Saving Artifacts

Crystallize steps can produce files like trained models or plots. Use ArtifactPlugin to automatically save these artifacts to a structured directory.

1. Enable the Plugin

from crystallize import Experiment, Pipeline, Artifact
from crystallize.pipelines.pipeline_step import PipelineStep
from crystallize.plugins.plugins import ArtifactPlugin


class ModelStep(PipelineStep):
    def __init__(self, out: Artifact):
        self.out = out

    def __call__(self, data, ctx):
        self.out.write(b"binary data")
        return data

    @property
    def params(self):
        return {}

out = Artifact("model.bin")
exp = Experiment(
    datasource=my_source(),
    pipeline=Pipeline([ModelStep(out)]),
    plugins=[ArtifactPlugin(root_dir="artifacts", versioned=True)],
    outputs=[out],
)
exp.validate()  # optional
exp.run()

Loader callables must be pickleable when using process-based execution.
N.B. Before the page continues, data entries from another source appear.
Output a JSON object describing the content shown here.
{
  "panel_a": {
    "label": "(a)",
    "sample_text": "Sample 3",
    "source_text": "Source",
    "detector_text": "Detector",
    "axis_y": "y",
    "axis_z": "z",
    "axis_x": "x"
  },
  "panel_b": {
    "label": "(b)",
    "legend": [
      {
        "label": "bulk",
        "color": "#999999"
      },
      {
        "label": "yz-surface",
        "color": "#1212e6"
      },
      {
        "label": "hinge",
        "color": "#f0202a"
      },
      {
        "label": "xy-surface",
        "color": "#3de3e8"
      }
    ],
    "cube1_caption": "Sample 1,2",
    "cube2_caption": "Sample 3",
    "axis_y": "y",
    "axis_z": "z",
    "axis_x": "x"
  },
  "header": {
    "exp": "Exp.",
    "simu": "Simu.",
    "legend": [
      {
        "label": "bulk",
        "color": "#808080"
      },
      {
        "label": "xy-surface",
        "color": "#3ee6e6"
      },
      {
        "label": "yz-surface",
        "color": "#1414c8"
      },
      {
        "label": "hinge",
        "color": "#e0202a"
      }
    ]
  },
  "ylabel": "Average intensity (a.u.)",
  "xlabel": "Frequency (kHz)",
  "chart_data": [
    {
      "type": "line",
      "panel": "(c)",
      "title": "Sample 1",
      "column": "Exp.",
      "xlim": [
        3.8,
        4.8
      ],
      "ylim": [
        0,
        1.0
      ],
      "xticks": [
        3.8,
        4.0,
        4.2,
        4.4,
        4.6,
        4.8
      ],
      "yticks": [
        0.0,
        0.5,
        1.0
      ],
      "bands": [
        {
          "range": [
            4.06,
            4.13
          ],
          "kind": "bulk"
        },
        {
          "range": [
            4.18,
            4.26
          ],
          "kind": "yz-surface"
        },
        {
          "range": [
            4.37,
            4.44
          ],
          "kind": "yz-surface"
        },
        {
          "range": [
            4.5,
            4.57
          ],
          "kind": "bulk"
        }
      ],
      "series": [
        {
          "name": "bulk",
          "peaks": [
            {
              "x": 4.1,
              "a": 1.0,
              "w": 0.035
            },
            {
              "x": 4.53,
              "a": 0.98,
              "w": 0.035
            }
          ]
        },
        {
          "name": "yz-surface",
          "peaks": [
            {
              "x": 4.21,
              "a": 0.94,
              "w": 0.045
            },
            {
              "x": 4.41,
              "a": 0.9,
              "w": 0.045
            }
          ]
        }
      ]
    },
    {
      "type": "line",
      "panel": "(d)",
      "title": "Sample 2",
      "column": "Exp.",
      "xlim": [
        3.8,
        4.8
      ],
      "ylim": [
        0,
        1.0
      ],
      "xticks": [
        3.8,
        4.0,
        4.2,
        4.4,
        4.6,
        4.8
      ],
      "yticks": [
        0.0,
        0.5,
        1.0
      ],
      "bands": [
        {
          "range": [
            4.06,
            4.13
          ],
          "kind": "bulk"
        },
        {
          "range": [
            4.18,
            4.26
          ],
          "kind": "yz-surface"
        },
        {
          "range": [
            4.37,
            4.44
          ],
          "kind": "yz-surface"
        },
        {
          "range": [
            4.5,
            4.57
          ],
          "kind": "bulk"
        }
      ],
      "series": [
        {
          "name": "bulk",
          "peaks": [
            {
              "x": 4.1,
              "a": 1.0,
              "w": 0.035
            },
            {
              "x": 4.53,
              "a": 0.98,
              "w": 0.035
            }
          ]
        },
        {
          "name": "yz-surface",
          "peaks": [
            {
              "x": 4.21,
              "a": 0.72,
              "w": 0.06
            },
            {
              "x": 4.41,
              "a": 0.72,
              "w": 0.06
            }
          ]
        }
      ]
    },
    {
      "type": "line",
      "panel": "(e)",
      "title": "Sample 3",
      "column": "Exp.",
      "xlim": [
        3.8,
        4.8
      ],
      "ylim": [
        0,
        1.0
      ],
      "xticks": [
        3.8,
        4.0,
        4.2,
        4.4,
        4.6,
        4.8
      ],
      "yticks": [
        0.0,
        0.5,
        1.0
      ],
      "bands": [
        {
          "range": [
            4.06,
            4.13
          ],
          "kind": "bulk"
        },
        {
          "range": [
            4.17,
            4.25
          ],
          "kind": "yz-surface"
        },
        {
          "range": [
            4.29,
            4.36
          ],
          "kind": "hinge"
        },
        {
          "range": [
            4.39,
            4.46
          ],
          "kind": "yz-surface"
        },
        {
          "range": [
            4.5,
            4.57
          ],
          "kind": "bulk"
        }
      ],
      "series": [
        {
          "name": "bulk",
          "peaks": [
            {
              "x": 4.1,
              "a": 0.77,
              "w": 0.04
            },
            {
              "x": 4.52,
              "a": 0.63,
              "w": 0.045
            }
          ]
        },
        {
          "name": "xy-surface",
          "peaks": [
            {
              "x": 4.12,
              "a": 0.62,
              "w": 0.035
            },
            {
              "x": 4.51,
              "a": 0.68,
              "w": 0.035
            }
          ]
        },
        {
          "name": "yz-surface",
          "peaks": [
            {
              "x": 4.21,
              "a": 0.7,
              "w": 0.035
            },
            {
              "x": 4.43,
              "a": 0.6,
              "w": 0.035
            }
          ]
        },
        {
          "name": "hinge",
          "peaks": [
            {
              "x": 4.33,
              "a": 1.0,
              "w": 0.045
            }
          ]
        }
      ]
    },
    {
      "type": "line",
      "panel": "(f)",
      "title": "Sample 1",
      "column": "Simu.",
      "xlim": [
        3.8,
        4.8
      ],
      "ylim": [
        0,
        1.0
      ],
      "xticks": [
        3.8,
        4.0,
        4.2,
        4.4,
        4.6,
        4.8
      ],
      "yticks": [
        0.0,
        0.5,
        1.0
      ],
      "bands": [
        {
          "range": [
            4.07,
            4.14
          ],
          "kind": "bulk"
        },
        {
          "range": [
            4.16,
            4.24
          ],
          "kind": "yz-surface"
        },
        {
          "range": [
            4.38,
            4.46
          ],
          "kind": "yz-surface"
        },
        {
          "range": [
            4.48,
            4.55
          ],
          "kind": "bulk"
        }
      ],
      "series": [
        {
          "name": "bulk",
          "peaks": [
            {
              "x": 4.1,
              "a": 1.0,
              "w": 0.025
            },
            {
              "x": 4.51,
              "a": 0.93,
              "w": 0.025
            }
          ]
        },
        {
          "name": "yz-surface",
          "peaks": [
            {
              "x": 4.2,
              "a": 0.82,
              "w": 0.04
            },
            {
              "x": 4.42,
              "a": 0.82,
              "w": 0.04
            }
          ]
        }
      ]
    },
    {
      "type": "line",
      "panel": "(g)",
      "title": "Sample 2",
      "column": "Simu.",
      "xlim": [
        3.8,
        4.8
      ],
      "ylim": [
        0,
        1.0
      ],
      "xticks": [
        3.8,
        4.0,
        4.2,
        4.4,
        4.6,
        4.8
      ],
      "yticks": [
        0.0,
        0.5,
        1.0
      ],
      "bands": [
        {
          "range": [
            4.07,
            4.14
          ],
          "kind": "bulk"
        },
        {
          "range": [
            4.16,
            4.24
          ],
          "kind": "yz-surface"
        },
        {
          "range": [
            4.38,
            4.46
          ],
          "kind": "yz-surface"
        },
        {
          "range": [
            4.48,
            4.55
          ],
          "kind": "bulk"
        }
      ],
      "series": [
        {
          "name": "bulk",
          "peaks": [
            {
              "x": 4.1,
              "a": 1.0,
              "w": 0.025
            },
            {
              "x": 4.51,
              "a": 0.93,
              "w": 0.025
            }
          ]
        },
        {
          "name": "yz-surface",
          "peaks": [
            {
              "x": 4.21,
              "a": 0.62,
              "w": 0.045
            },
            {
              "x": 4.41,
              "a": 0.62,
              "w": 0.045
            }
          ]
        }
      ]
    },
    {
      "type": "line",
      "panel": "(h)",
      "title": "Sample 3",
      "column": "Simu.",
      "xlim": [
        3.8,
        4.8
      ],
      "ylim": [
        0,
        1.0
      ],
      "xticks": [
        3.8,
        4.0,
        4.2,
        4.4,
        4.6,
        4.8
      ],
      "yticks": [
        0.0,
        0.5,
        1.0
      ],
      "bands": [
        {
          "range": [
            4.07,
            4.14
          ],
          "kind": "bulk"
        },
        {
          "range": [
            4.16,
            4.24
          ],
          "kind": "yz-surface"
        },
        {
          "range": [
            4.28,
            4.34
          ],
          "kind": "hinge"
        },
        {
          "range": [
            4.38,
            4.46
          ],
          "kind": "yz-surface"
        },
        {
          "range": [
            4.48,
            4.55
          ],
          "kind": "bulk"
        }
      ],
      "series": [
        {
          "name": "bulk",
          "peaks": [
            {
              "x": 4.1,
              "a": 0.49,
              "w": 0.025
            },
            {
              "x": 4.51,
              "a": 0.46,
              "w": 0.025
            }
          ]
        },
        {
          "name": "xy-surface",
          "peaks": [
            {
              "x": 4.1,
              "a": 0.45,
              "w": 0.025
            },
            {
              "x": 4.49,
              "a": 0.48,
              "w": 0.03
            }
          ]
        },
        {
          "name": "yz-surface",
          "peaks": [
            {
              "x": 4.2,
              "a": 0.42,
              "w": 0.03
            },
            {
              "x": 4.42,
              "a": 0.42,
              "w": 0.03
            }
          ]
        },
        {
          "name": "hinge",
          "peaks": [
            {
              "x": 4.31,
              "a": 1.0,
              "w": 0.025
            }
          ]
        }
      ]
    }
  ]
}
Crystallize automatically wraps lambda functions so they can be used as artifact loaders.

Artifacts are stored under: <root>/<experiment_name_or_id>/v<run>/<replicate>/<condition>/<step>/<name>.

Chaining via Importable Datasources

After an experiment runs with ArtifactPlugin, you can import the experiment in another file and load its artifacts automatically. The datasource provides a Path object for each replicate, letting you choose how to load the contents:

exp1.run(replicates=2)

from pathlib import Path

# experiment2.py
from experiment1 import exp1

from crystallize import Experiment, pipeline_step
from crystallize.pipelines.pipeline import Pipeline


@pipeline_step()
def load_json(data, ctx):
    import json
    return json.loads(data.read_text())

exp2 = Experiment(
    datasource=exp1.artifact_datasource(step="ModelStep", name="data.json"),
    pipeline=Pipeline([load_json()]),
)
exp2.validate()
exp2.run()  # replicates set from metadata

artifact_datasource() reads <root>/<id>/v<version>/metadata.json to set the replicate count and will raise an error if you provide a different count when running the new experiment. It works even if exp1 hasn’t been executed in this file—the experiment name or pipeline signature locates the correct directory.

Loading CSV with Pandas

Because the datasource only yields file paths, you can load data in any format.

@pipeline_step()
def load_csv(data, ctx):
    import pandas as pd
    return pd.read_csv(data)

exp_csv = Experiment(
    datasource=exp1.artifact_datasource(step="ModelStep", name="data.csv"),
    pipeline=Pipeline([load_csv()]),
)

Set require_metadata=True when you want to ensure metadata exists and raise an error if the previous run lacked ArtifactPlugin.

Resuming Experiments

Artifacts also enable resuming long experiments. Pass strategy="resume" to Experiment.run() or ExperimentGraph.run() and Crystallize will skip any conditions that already wrote a completion marker. Metrics from the previous run are loaded so the results dictionary is fully populated. Downstream experiments are rerun only when their required outputs are missing.